RADARSEMARANG.ID - Masyarakat dan pekerja lepas dikabarkan telah mengajukan gugatan terhadap UU Tapera ke MK (Mahkamah Konstitusi).
Keterangan gugatan tersebut diketahui muncul pada laman resmi MK yang terpantau pada Jumat (21/6).
Menurut keterangannya, mereka mengklaim merasa dirugikan dari UU Nomor 4 Tahun 2016 tentang Tabungan Perumahan Rakyat (Tapera).
Mereka juga menemukan frasa ambigu dalam undang-undang tersebut yang dapat dijadikan celah untuk pelanggaran hukum.
Pada gugatan pertama, diajukan oleh Bansawan dengan nomor 65/PUU/PAN.MK/AP3/06/2024 pada hari Kamis (6/6) pukul 14.08 WIB.
Gugatan tersebut menunjukkan Bansawan bertindak sebagai perwakilan bagi pekerja lepas atau yang dikenal sebagai pekerja freelance.
Diketahui, Bansawan menuntut atau menggugat dua pasal dalam Undang-Undang Nomor 4 Tahun 2016.
Pertama pada pasal 1 ayat (3) yang menyatakan bahwa "Peserta Tapera yang kemudian disebut peserta adalah setiap warga negara Indonesia dan warga negara asing pemegang visa dengan maksud bekerja di wilayah Indonesia minimal selama 6 (enam) bulan dan telah membayar simpanan."

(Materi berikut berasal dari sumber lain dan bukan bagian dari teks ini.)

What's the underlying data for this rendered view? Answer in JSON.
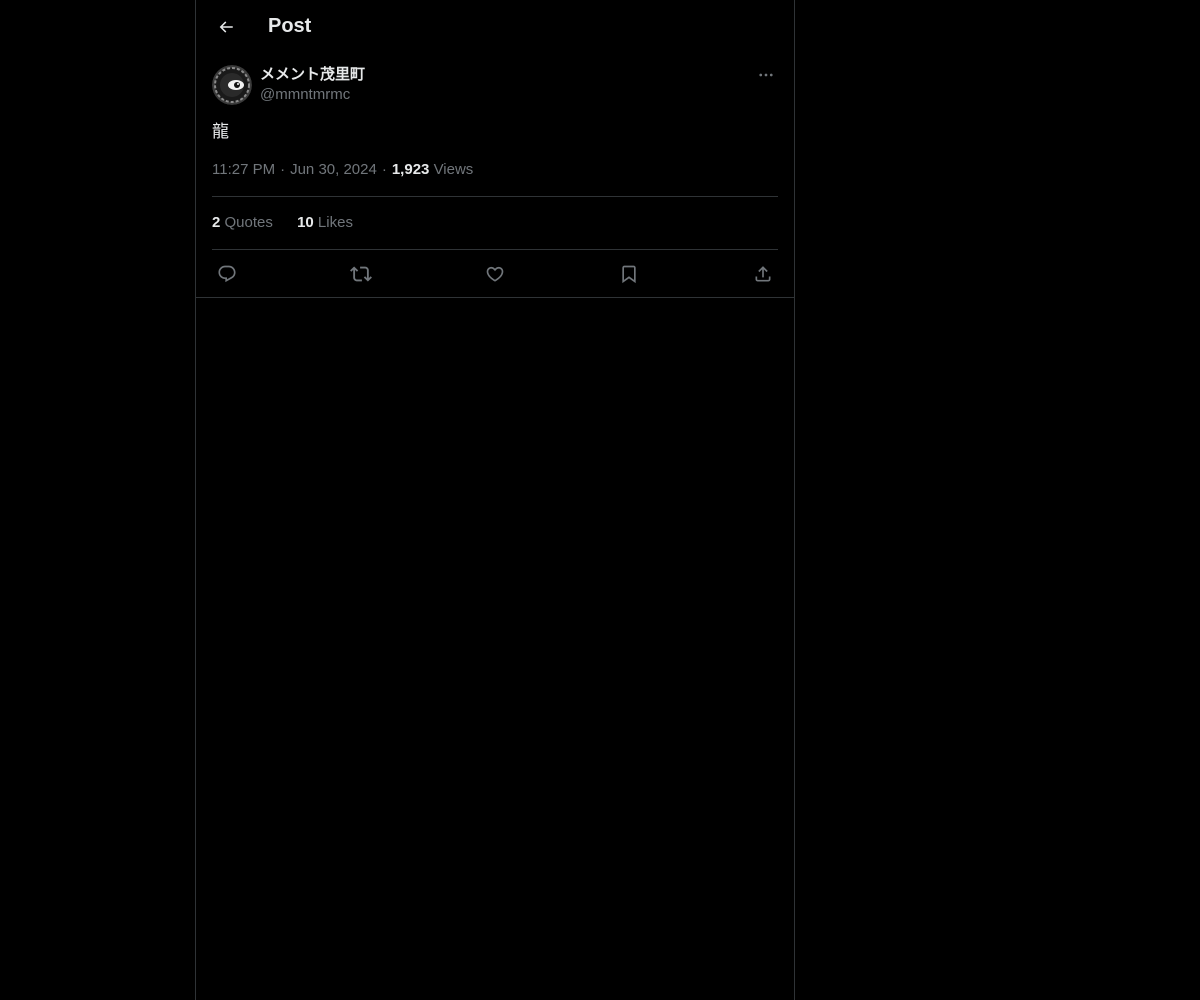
{
  "colors": {
    "background": "#000000",
    "border": "#2f3336",
    "primary_text": "#e7e9ea",
    "secondary_text": "#71767b"
  },
  "header": {
    "title": "Post",
    "back_icon": "arrow-left-icon"
  },
  "post": {
    "author": {
      "display_name": "メメント茂里町",
      "handle": "@mmntmrmc",
      "avatar_icon": "eye-avatar"
    },
    "more_icon": "more-horizontal-icon",
    "text": "龍",
    "time": "11:27 PM",
    "date": "Jun 30, 2024",
    "separator": "·",
    "views_count": "1,923",
    "views_label": "Views",
    "stats": {
      "quotes_count": "2",
      "quotes_label": "Quotes",
      "likes_count": "10",
      "likes_label": "Likes"
    },
    "actions": [
      {
        "icon": "reply-icon"
      },
      {
        "icon": "repost-icon"
      },
      {
        "icon": "like-icon"
      },
      {
        "icon": "bookmark-icon"
      },
      {
        "icon": "share-icon"
      }
    ]
  }
}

Kedua pada Pasal 9 ayat (2) yang mengatur tentang kewajiban pekerja mandiri untuk menjadi peserta tapera.
Menurut Bansawan dalam gugatannya, uang yang diperoleh dari jerih payah pekerja akan diserahkan ke Negara sesuai dengan Pasal 1 ayat (3) dan Pasal 9 ayat (2) UU Tapera, sementara tabungan merupakan pilihan.

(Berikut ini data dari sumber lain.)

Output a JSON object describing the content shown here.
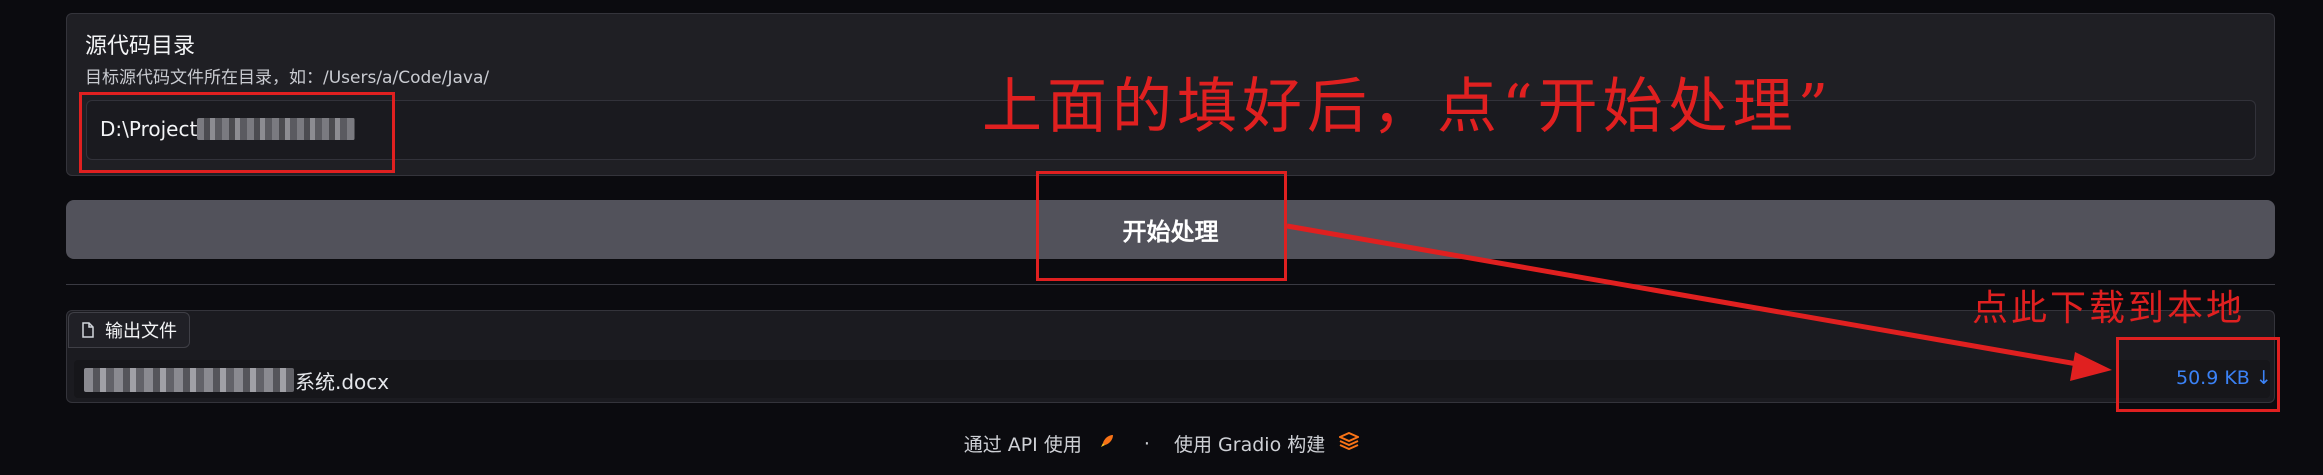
{
  "source": {
    "title": "源代码目录",
    "info": "目标源代码文件所在目录，如：/Users/a/Code/Java/",
    "value_prefix": "D:\\Project\\"
  },
  "submit": {
    "label": "开始处理"
  },
  "output": {
    "tab_label": "输出文件",
    "file_name_suffix": "系统.docx",
    "file_size": "50.9 KB ↓"
  },
  "footer": {
    "api_label": "通过 API 使用",
    "separator": "·",
    "built_with": "使用 Gradio 构建"
  },
  "annotations": {
    "top_note": "上面的填好后，点“开始处理”",
    "download_note": "点此下载到本地"
  },
  "colors": {
    "annotation_red": "#e02020",
    "link_blue": "#3b82f6",
    "button_gray": "#52525b",
    "background": "#0b0b0f"
  },
  "icons": {
    "tab_icon": "file-icon",
    "api_icon": "rocket-icon",
    "gradio_icon": "gradio-logo-icon"
  }
}
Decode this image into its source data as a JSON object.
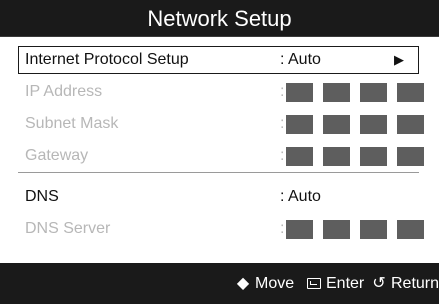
{
  "dialog": {
    "title": "Network Setup"
  },
  "rows": [
    {
      "label": "Internet Protocol Setup",
      "value": ": Auto",
      "arrow": "▶",
      "state": "selected"
    },
    {
      "label": "IP Address",
      "value": ":",
      "state": "disabled"
    },
    {
      "label": "Subnet Mask",
      "value": ":",
      "state": "disabled"
    },
    {
      "label": "Gateway",
      "value": ":",
      "state": "disabled"
    },
    {
      "label": "DNS",
      "value": ": Auto",
      "state": "enabled"
    },
    {
      "label": "DNS Server",
      "value": ":",
      "state": "disabled"
    }
  ],
  "footer": {
    "move_icon": "updown-arrow-icon",
    "move_label": "Move",
    "enter_icon": "enter-icon",
    "enter_label": "Enter",
    "return_icon": "return-icon",
    "return_label": "Return"
  },
  "colors": {
    "title_bar": "#1a1a1a",
    "background": "#ffffff",
    "disabled_text": "#b7b7b7",
    "octet_box": "#5e5e5e"
  }
}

Penggugat menyetujui kedua pasal tersebut, asalkan tabungan tersebut dilakukan sesuai dengan keinginan sendiri dan dengan sukarela.

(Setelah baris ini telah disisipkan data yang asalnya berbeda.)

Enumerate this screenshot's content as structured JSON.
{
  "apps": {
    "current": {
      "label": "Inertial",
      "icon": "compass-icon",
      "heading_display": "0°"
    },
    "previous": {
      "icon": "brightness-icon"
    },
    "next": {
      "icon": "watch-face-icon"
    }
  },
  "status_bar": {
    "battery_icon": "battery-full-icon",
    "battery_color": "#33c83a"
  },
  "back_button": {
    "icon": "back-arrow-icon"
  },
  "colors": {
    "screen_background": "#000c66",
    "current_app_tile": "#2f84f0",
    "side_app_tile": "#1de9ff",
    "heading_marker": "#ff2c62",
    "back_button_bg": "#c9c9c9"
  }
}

Selanjutnya, ia menyatakan bahwa kedua pasal ini tidak sesuai dengan Pasal 28G ayat (1) UUD 1945 yang menyatakan;
“Setiap orang berhak atas perlindungan diri pribadi, keluarga, kehormatan, martabat, dan harta benda yang di bawah kekuasaannya, serta berhak atas rasa aman dan perlindungan dari ancaman ketakutan untuk berbuat atau tidak berbuat sesuatu yang merupakan hak asasi.”
Gugatan kedua diajukan oleh Leonardo Olefins Hamonangan dan Ricky Donny Lamhot Marpaung dengan nomor 75/PUU/PAN.MK/AP3/06/2024 pada Selasa (18/6) pukul 23.35 WIB.
Diketahui, Leonardo merupakan seorang karyawan swasta, sementara Ricky adalah seorang pelaku Usaha Mikro Kecil dan Menengah (UMKM).
Mereka menggugat Pasal 7 ayat (1) yang berbunyi “Setiap Pekerja dan Pekerja Mandiri yang berpenghasilan paling sedikit sebesar upah minimum wajib menjadi Peserta”.
Menurut mereka, dari pasal 7 ayat (1) kedua penggugat merasa dirugikan lantaran adanya pemotongan gaji sebesar 2,5% untuk Tapera.
Selain itu, terdapat potongan BPJS sebesar 5% dari gaji yang menambah beban finansial mereka.
Kemudian Pasal 7 ayat (3): “Peserta sebagaimana dimaksud pada ayat (1) dan ayat (2) telah berusia paling rendah 20 (dua puluh) tahun atau sudah kawin pada saat mendaftar”.
Dari Pasal 7 ayat (2) ini, penggugat menyatakan bahwa seseorang yang menerima upah minimum akan kesulitan memenuhi kebutuhan hidupnya akibat potongan Tapera.
Sedangkan pada Pasal 7 ayat (3) dianggap mempunyai frasa ambigu, karena terdapat kata "atau" yang memisahkan antara usia dan status perkawinan.
Penggugat menyatakan bahwa, seseorang yang bekerja namun belum menikah sangat mungkin menjadi peserta Tapera.
Selanjutnya, para penggugat diketahui meminta MK untuk menghapus ketentuan wajib Iuran Tapera.